Born at High Legh in Cheshire on 28 December 1808, Anna Elizabeth Legh was the second surviving daughter of George John Legh and his wife Mary née Blackburn.
On 8 March 1832 at High Legh Chapel she married Sir Philip de Malpas Grey-Egerton, 10th Baronet Egerton. Their marriage produced four children, including Rowland Grey-Egerton [whose portrait by Silvy appears on page 53 of this section].
Sir Philip was a Fellow of the Royal Society and a trustee of the British Museum, with a special interest in geology. He assembled one of the country’s largest and finest collections of fossils. He was also the Member of Parliament for the city of Chester 1830-1831, for Cheshire South 1835-1868 and for West Cheshire from 1868 until his death in 1881.
When the census was taken in 1861 the family were at their London residence, 28B Albemarle Street, Mayfair. The household included ten servants, among them a butler, an under-butler, a footman and a valet.
At the time of the 1871 census Sir Philip and Lady Grey-Egerton were at Oulton Hall, the Egerton estate near Little Budworth in Cheshire. In 1926 the house was destroyed by fire; in 1940 what remained was bombed by the Luftwaffe.
Lady Grey-Egerton died, aged 73, on 26 November 1882 at 28B Albemarle Street, Mayfair.

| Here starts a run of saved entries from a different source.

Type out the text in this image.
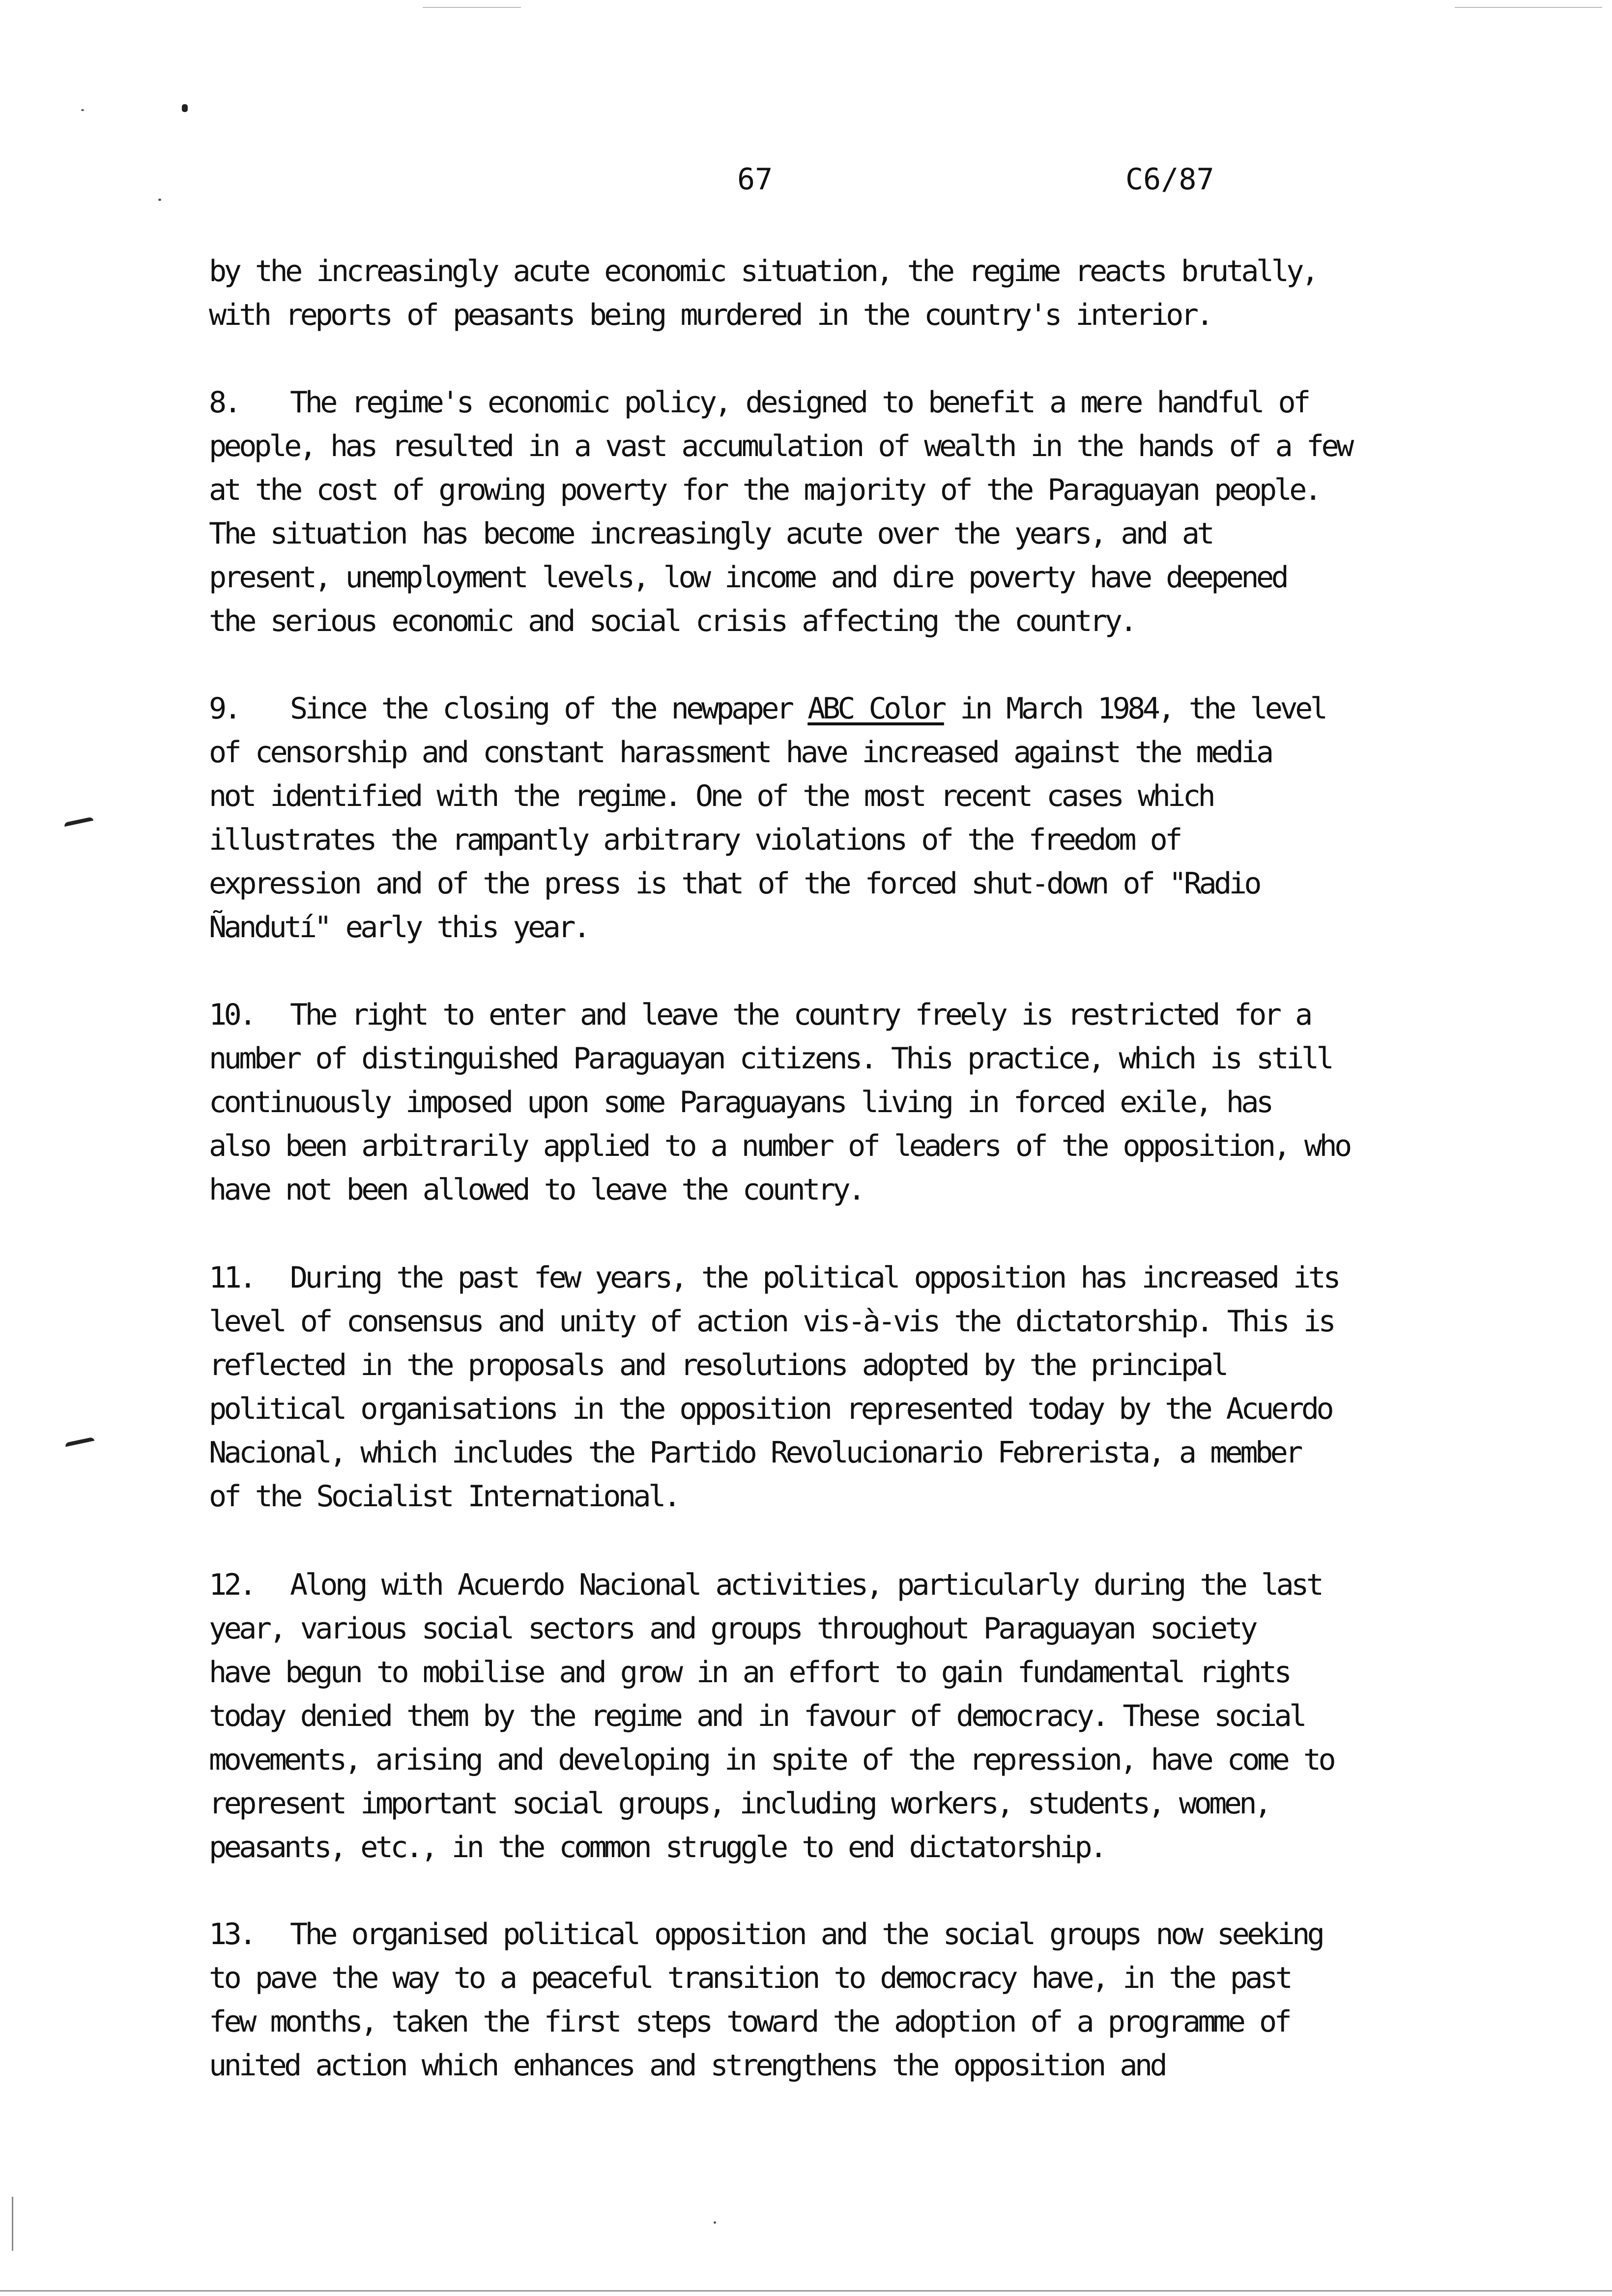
67	C6/87
by the increasingly acute economic situation, the regime reacts brutally,
with reports of peasants being murdered in the country's interior.
8. The regime's economic policy, designed to benefit a mere handful of
people, has resulted in a vast accumulation of wealth in the hands of a few
at the cost of growing poverty for the majority of the Paraguayan people.
The situation has become increasingly acute over the years, and at
present, unemployment levels, low income and dire poverty have deepened
the serious economic and social crisis affecting the country.
9. Since the closing of the newpaper ABC Color in March 1984, the level
of censorship and constant harassment have increased against the media
not identified with the regime. One of the most recent cases which
illustrates the rampantly arbitrary violations of the freedom of
expression and of the press is that of the forced shut-down of "Radio
Ñandutí" early this year.
10. The right to enter and leave the country freely is restricted for a
number of distinguished Paraguayan citizens. This practice, which is still
continuously imposed upon some Paraguayans living in forced exile, has
also been arbitrarily applied to a number of leaders of the opposition, who
have not been allowed to leave the country.
11. During the past few years, the political opposition has increased its
level of consensus and unity of action vis-à-vis the dictatorship. This is
reflected in the proposals and resolutions adopted by the principal
political organisations in the opposition represented today by the Acuerdo
Nacional, which includes the Partido Revolucionario Febrerista, a member
of the Socialist International.
12. Along with Acuerdo Nacional activities, particularly during the last
year, various social sectors and groups throughout Paraguayan society
have begun to mobilise and grow in an effort to gain fundamental rights
today denied them by the regime and in favour of democracy. These social
movements, arising and developing in spite of the repression, have come to
represent important social groups, including workers, students, women,
peasants, etc., in the common struggle to end dictatorship.
13. The organised political opposition and the social groups now seeking
to pave the way to a peaceful transition to democracy have, in the past
few months, taken the first steps toward the adoption of a programme of
united action which enhances and strengthens the opposition and
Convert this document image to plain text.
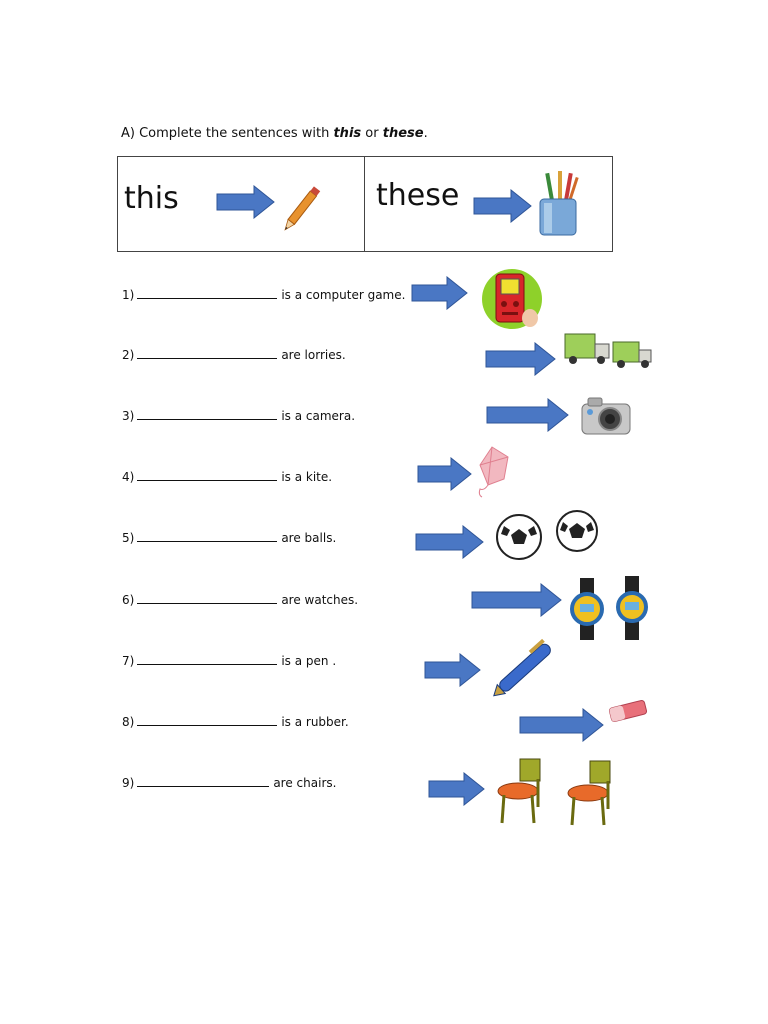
A) Complete the sentences with this or these.
this	these
1)	is a computer game.
2)	are lorries.
3)	is a camera.
4)	is a kite.
5)	are balls.
6)	are watches.
7)	is a pen .
8)	is a rubber.
9)	are chairs.
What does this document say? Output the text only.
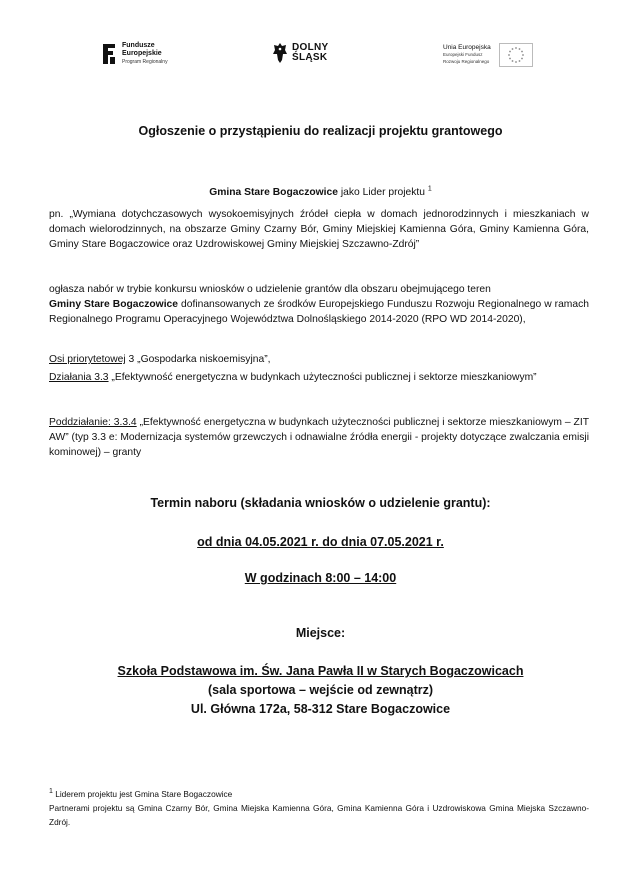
Fundusze
Europejskie
Program Regionalny
DOLNY
ŚLĄSK
Unia Europejska
Europejski Fundusz
Rozwoju Regionalnego
Ogłoszenie o przystąpieniu do realizacji projektu grantowego
Gmina Stare Bogaczowice jako Lider projektu $^1$
pn. „Wymiana dotychczasowych wysokoemisyjnych źródeł ciepła w domach jednorodzinnych i mieszkaniach w domach wielorodzinnych, na obszarze Gminy Czarny Bór, Gminy Miejskiej Kamienna Góra, Gminy Kamienna Góra, Gminy Stare Bogaczowice oraz Uzdrowiskowej Gminy Miejskiej Szczawno-Zdrój”
ogłasza nabór w trybie konkursu wniosków o udzielenie grantów dla obszaru obejmującego teren
Gminy Stare Bogaczowice dofinansowanych ze środków Europejskiego Funduszu Rozwoju Regionalnego w ramach Regionalnego Programu Operacyjnego Województwa Dolnośląskiego 2014-2020 (RPO WD 2014-2020),
Osi priorytetowej 3 „Gospodarka niskoemisyjna”,
Działania 3.3 „Efektywność energetyczna w budynkach użyteczności publicznej i sektorze mieszkaniowym”
Poddziałanie: 3.3.4 „Efektywność energetyczna w budynkach użyteczności publicznej i sektorze mieszkaniowym – ZIT AW” (typ 3.3 e: Modernizacja systemów grzewczych i odnawialne źródła energii - projekty dotyczące zwalczania emisji kominowej) – granty
Termin naboru (składania wniosków o udzielenie grantu):
od dnia 04.05.2021 r. do dnia 07.05.2021 r.
W godzinach 8:00 – 14:00
Miejsce:
Szkoła Podstawowa im. Św. Jana Pawła II w Starych Bogaczowicach
(sala sportowa – wejście od zewnątrz)
Ul. Główna 172a, 58-312 Stare Bogaczowice
$^1$ Liderem projektu jest Gmina Stare Bogaczowice
Partnerami projektu są Gmina Czarny Bór, Gmina Miejska Kamienna Góra, Gmina Kamienna Góra i Uzdrowiskowa Gmina Miejska Szczawno-Zdrój.
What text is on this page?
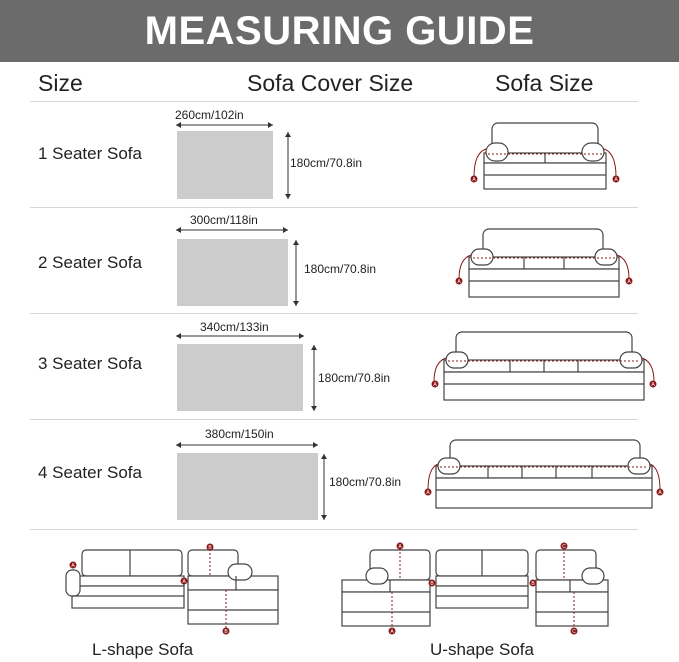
MEASURING GUIDE
Size	Sofa Cover Size	Sofa Size
1 Seater Sofa
260cm/102in
180cm/70.8in
2 Seater Sofa
300cm/118in
180cm/70.8in
3 Seater Sofa
340cm/133in
180cm/70.8in
4 Seater Sofa
380cm/150in
180cm/70.8in
A	A
A	A
A	A
A	A
A
A
B
B
A
A
B	B
C
C
L-shape Sofa	U-shape Sofa
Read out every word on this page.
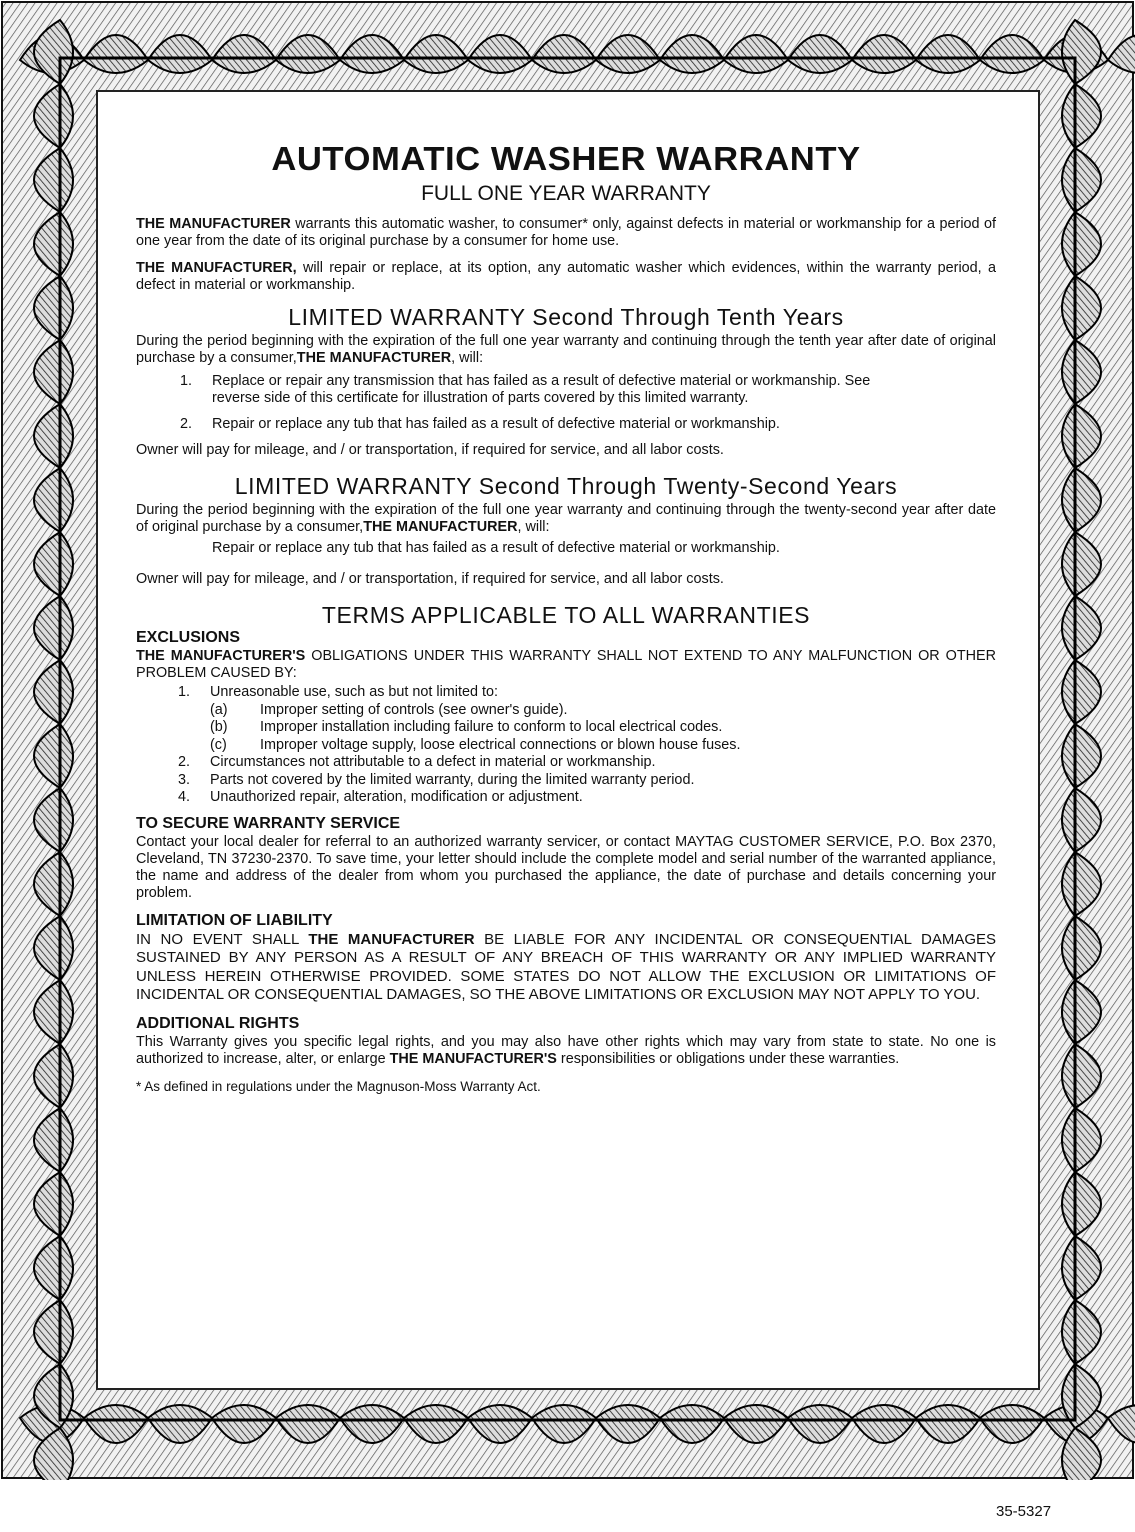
AUTOMATIC WASHER WARRANTY
FULL ONE YEAR WARRANTY

THE MANUFACTURER warrants this automatic washer, to consumer* only, against defects in material or workmanship for a period of one year from the date of its original purchase by a consumer for home use.

THE MANUFACTURER, will repair or replace, at its option, any automatic washer which evidences, within the warranty period, a defect in material or workmanship.

LIMITED WARRANTY Second Through Tenth Years

During the period beginning with the expiration of the full one year warranty and continuing through the tenth year after date of original purchase by a consumer,THE MANUFACTURER, will:

1. Replace or repair any transmission that has failed as a result of defective material or workmanship. See reverse side of this certificate for illustration of parts covered by this limited warranty.
2. Repair or replace any tub that has failed as a result of defective material or workmanship.

Owner will pay for mileage, and / or transportation, if required for service, and all labor costs.

LIMITED WARRANTY Second Through Twenty-Second Years

During the period beginning with the expiration of the full one year warranty and continuing through the twenty-second year after date of original purchase by a consumer,THE MANUFACTURER, will:

Repair or replace any tub that has failed as a result of defective material or workmanship.

Owner will pay for mileage, and / or transportation, if required for service, and all labor costs.

TERMS APPLICABLE TO ALL WARRANTIES
EXCLUSIONS

THE MANUFACTURER'S OBLIGATIONS UNDER THIS WARRANTY SHALL NOT EXTEND TO ANY MALFUNCTION OR OTHER PROBLEM CAUSED BY:

1. Unreasonable use, such as but not limited to:
(a) Improper setting of controls (see owner's guide).
(b) Improper installation including failure to conform to local electrical codes.
(c) Improper voltage supply, loose electrical connections or blown house fuses.
2. Circumstances not attributable to a defect in material or workmanship.
3. Parts not covered by the limited warranty, during the limited warranty period.
4. Unauthorized repair, alteration, modification or adjustment.
TO SECURE WARRANTY SERVICE

Contact your local dealer for referral to an authorized warranty servicer, or contact MAYTAG CUSTOMER SERVICE, P.O. Box 2370, Cleveland, TN 37230-2370. To save time, your letter should include the complete model and serial number of the warranted appliance, the name and address of the dealer from whom you purchased the appliance, the date of purchase and details concerning your problem.

LIMITATION OF LIABILITY

IN NO EVENT SHALL THE MANUFACTURER BE LIABLE FOR ANY INCIDENTAL OR CONSEQUENTIAL DAMAGES SUSTAINED BY ANY PERSON AS A RESULT OF ANY BREACH OF THIS WARRANTY OR ANY IMPLIED WARRANTY UNLESS HEREIN OTHERWISE PROVIDED. SOME STATES DO NOT ALLOW THE EXCLUSION OR LIMITATIONS OF INCIDENTAL OR CONSEQUENTIAL DAMAGES, SO THE ABOVE LIMITATIONS OR EXCLUSION MAY NOT APPLY TO YOU.

ADDITIONAL RIGHTS

This Warranty gives you specific legal rights, and you may also have other rights which may vary from state to state. No one is authorized to increase, alter, or enlarge THE MANUFACTURER'S responsibilities or obligations under these warranties.

* As defined in regulations under the Magnuson-Moss Warranty Act.

35-5327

‘We have to announce the death of Dowager Lady Grey Egerton, which occurred at the family residence in Albemarle-street on Sunday last. The late Anne Elizabeth Lady Grey Egerton was the second daughter of the late Mr George John Legh, of High Legh, Cheshire, and married March 8, 1832, the late Sir Philip de Malpas Grey Egerton, Bart., of Oulton Park, who was for many years M.P. for Cheshire (who died April 5, 1881), and by whom her ladyship had issue Sir Philip le Belward Grey Egerton, the present baronet; Captain Rowland Grey Egerton, in the Rifle Brigade; Anna Mary Elizabeth, married to Mr Henry R. Corbet, of Adderley, Salop; and Cecily Louisa, Countess of Selkirk’ (Morning Post, 28 November 1882).